Taxonomy Research

Russell Blakeborough

School of Everything

May 2009

Summary

I've been working on a system to scan our taxonomy data set and automatically find related subjects. The idea of this project is to make our taxonomy work. At the moment we have a very fragmented free tag data set, which is tending to make it very hard for users to find what they are looking for on the site.

All across the site we are only making matches for people if they have typed in the exact subject.

This article describes a research project that has successfully found relationships between our taxonomy terms using Normalized co-occurrence analysis (NCO)

The project had 3 phases: Research, practical tests and results analysis.

Research

I looked at 3 papers on freetagging (or 'folksonomy') data analysis:

1. Collaborative Creation of Communal Hierarchical Taxonomies in Social Tagging Systems
Paul Heymann and Hector Garcia-Molina
Computer Science Department, Stanford University

2. The Structure of Collaborative Tagging Systems
Scott A. Golder and Bernardo A. Huberman
Information Dynamics Lab, HP Labs

3. Clustering Tags in Enterprise and Web Folksonomies
Edwin Simpson
HP Labs

The last paper by Edwin Simpson turned out to be the most useful. Here the benefits of NCO analysis are laid out in 2 different test data sets - one from an internal information system at HP, the other from Delicious.

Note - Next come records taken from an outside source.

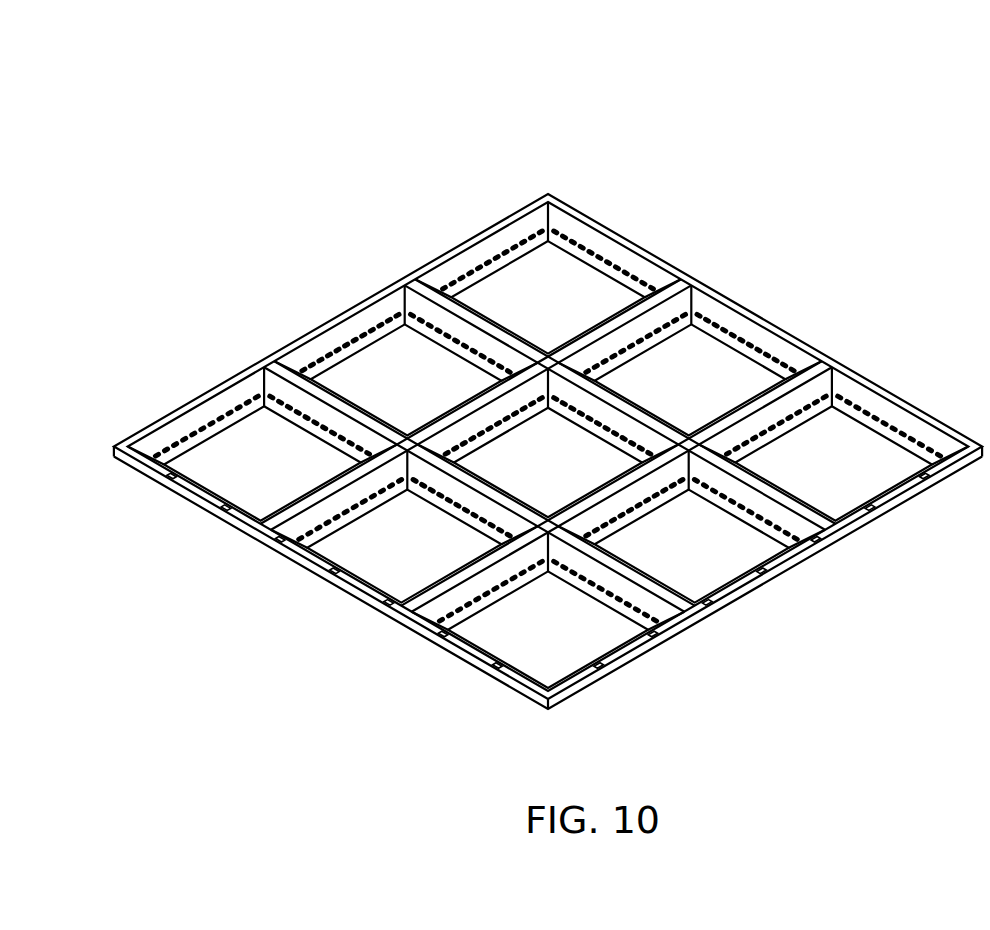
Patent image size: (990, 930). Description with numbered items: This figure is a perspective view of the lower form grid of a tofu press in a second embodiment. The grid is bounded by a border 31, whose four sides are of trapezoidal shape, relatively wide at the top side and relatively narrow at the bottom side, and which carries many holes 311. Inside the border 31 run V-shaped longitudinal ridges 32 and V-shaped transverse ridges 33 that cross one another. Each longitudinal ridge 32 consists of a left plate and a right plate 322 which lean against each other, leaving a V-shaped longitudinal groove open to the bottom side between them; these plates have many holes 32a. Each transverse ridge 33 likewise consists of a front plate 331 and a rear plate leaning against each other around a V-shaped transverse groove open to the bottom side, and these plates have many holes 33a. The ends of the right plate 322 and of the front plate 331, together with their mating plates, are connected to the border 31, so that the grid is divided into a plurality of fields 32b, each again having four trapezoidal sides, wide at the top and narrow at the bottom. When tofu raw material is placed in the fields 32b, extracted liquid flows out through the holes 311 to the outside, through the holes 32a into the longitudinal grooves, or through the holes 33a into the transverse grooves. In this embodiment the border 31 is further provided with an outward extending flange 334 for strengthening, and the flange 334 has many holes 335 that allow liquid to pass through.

The border 31 is at (583, 222).
The holes 311 is at (528, 232).
The V-shaped longitudinal ridges 32 is at (650, 297).
The holes 32a is at (477, 608).
The fields 32b is at (502, 295).
The V-shaped transverse ridges 33 is at (289, 380).
The holes 33a is at (315, 437).
The right plate 322 is at (357, 522).
The front plate 331 is at (297, 428).
The base plate 334 is at (240, 537).
The flange notches 335 is at (440, 632).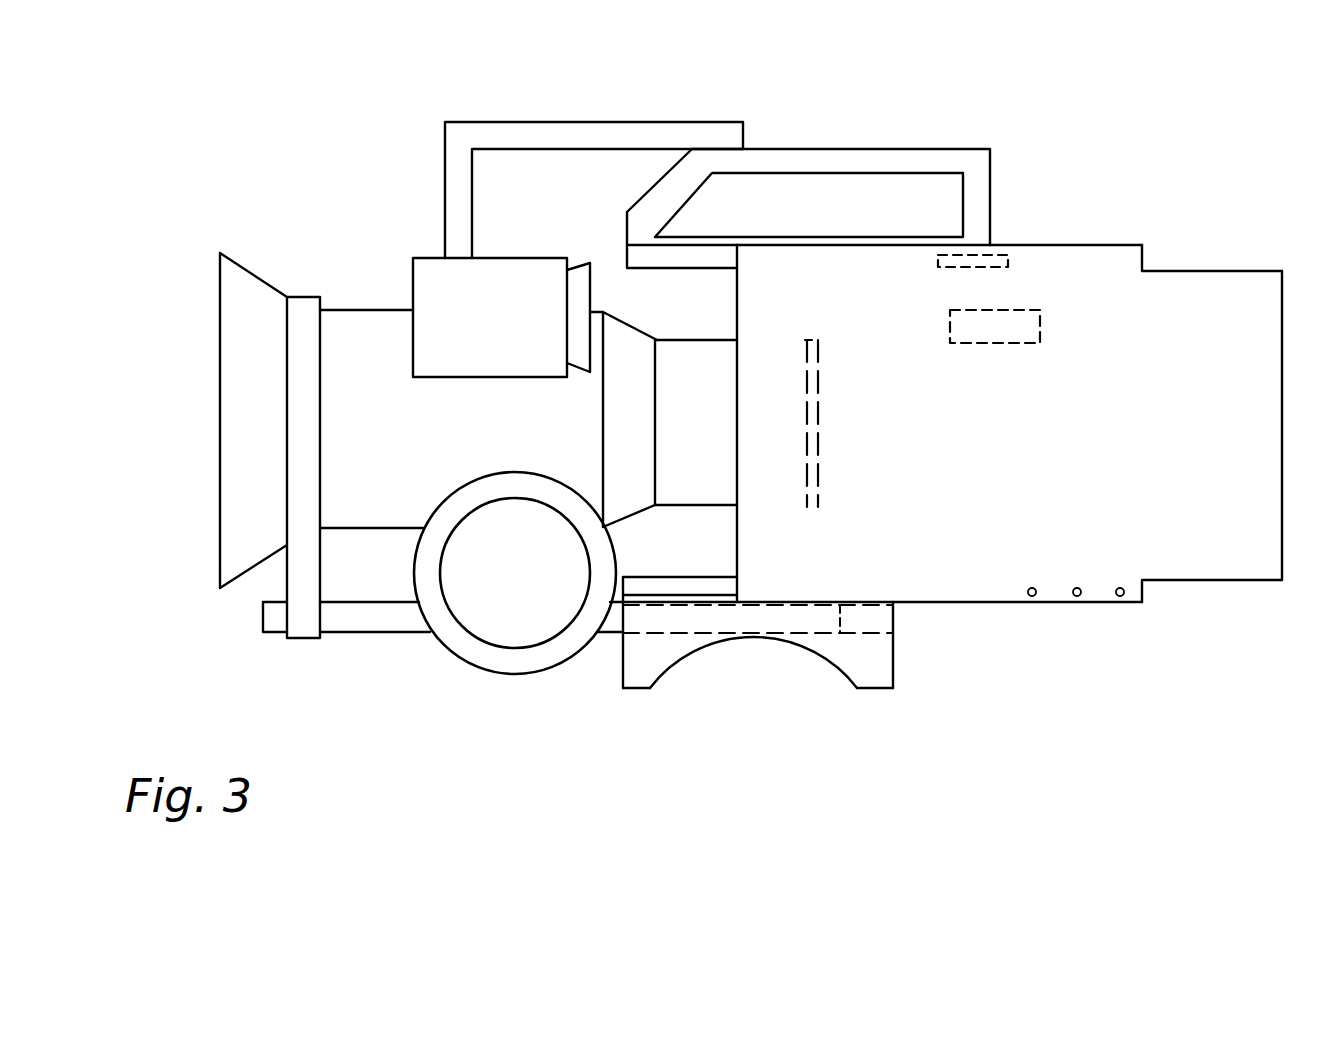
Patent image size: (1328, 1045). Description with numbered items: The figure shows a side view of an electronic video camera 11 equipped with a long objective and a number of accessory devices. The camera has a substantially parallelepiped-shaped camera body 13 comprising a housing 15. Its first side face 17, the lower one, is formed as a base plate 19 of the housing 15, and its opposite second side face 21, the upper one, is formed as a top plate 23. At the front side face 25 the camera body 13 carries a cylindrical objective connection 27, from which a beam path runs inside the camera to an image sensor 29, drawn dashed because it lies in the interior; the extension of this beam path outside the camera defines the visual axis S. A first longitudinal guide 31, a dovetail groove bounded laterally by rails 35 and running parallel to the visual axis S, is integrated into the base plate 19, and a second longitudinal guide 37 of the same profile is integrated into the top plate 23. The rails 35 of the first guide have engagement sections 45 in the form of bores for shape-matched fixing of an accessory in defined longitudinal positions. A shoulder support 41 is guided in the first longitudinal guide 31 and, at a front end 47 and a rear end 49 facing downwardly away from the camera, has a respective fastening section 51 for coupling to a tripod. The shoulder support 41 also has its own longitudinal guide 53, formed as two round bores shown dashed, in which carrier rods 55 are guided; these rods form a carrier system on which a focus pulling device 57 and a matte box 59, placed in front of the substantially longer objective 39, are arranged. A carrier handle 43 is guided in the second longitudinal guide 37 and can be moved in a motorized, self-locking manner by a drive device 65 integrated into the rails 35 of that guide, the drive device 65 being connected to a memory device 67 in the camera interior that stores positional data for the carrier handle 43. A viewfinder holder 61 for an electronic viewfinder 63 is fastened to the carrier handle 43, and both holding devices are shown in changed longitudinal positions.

The electronic video camera 11 is at (291, 141).
The camera body 13 is at (965, 386).
The housing 15 is at (1205, 535).
The first side face 17 is at (1212, 641).
The base plate 19 is at (1167, 585).
The second side face 21 is at (1212, 220).
The top plate 23 is at (1191, 266).
The front side face 25 is at (735, 312).
The objective connection 27 is at (696, 422).
The image sensor 29 is at (812, 372).
The first longitudinal guide 31 is at (950, 607).
The rails 35 is at (1057, 260).
The second longitudinal guide 37 is at (1031, 243).
The objective 39 is at (488, 419).
The shoulder support 41 is at (778, 675).
The carrier handle 43 is at (863, 157).
The engagement sections 45 is at (1137, 556).
The front end 47 is at (640, 675).
The rear end 49 is at (878, 675).
The fastening section 51 is at (638, 690).
The longitudinal guide 53 is at (857, 620).
The carrier rods 55 is at (363, 620).
The focus pulling device 57 is at (522, 627).
The matte box 59 is at (270, 445).
The viewfinder holder 61 is at (528, 133).
The electronic viewfinder 63 is at (501, 317).
The drive device 65 is at (970, 263).
The memory device 67 is at (978, 335).
The visual axis S is at (220, 418).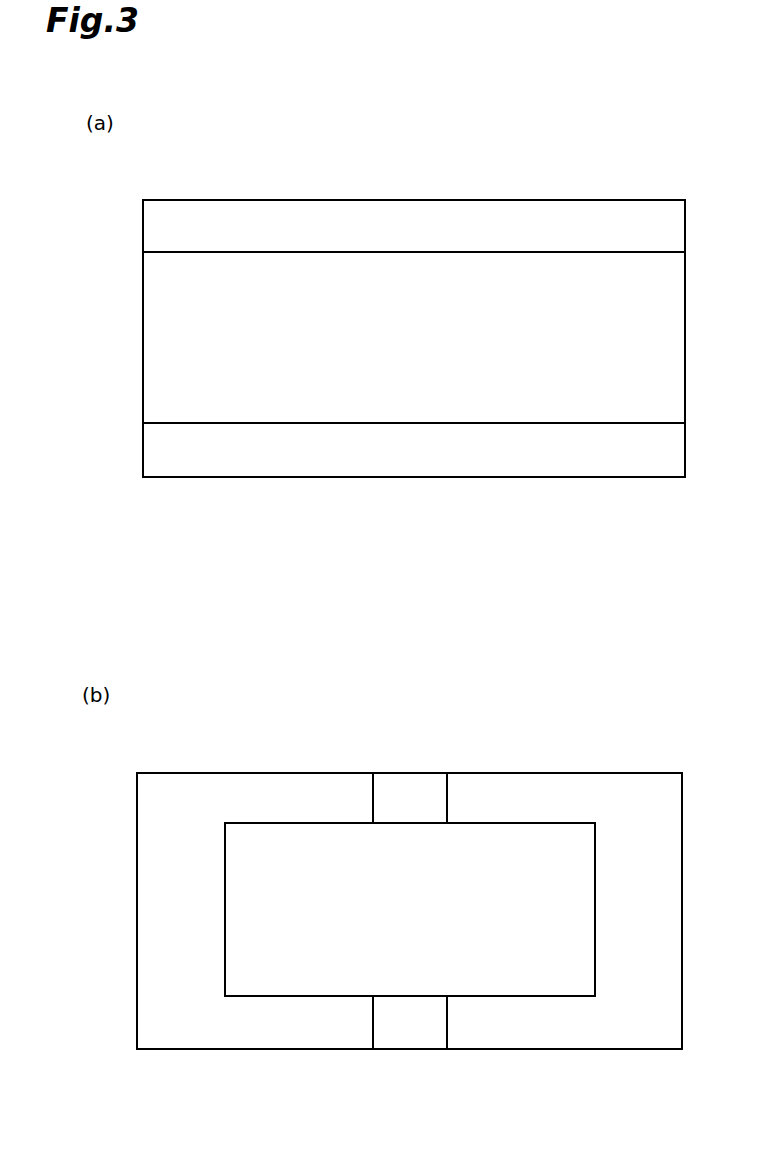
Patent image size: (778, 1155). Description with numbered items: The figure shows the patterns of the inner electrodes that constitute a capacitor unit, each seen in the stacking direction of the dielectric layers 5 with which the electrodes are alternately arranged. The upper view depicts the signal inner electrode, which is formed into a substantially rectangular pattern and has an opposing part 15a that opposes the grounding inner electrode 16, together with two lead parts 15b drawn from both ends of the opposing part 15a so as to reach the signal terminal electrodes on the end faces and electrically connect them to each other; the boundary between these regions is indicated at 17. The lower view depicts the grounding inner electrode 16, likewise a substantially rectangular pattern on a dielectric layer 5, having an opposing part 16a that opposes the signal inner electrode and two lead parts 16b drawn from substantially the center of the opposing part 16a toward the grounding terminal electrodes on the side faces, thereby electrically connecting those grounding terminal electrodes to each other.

The dielectric layer 5 is at (580, 200).
The opposing part 15a is at (408, 277).
The lead part 15b is at (162, 402).
The grounding inner electrode 16 is at (271, 816).
The opposing part 16a is at (278, 975).
The lead part 16b is at (435, 795).
The boundary line / edge of electrode 17 is at (274, 242).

Normalized Co-occurrence analysis gives each term relationship a rating calculated as the intersection over the union of the occurrence of those terms.

Practical Tests

My first tests were in manual SQL queries on my local development server. I wanted to see if our data set would give good results under NCO analysis on some simple test cases. eg. I wanted to see that 'Tai Chi' could be related to 'martial arts', and that 'Driving' is not strongly related to 'Tai Chi'. Initial tests gave good results:

Driving - Tai Chi .. NCO: 0
Tai Chi - martial arts .. NCO: 0.04
National Standards Cycling Test - cycling .. NCO: 0.23

These good results persuaded me to go on to write an automated analysis system. I decided to analyse only seed terms with 5 or more occurrences. NCO analysis was performed on all terms with co-occurrence to these seed terms. The results were written into a new term relationship table with the following columns:

- Term ID A
- Term ID B
- A intersection B
- A union B
- NCO

My first tests were on just the first 8 seed terms, these looked good so I scaled up to run the analysis on the full data set. Analysis on the full data set involves a large number of queries! I left it running overnight .. and came back to find that it had timed out, but at around one third of the way through the analysis. This gave an excellent first set of real results with over 30 000 entries in the term similarity table.

Results analysis

Some further SQL gave the results we'd been looking for: A table sorted by NCO of our best taxonomy relationships. I included the values for intersection and union in this table too, on a hunch that we might also need to look at these. Sure enough, even if a term relationship has a good NCO, there are too many false positives where the intersection is only 1, so I rejected these from our results. Intersection of 2 is borderline - there are some excellent matches at intersection 2 where the NCO is high, but some false positives. A little bit of extra logic might eliminate these false positives for intersection of 2 - I suspect that they will often be down to the same person tagging 2 of their resources with the same combination of subjects.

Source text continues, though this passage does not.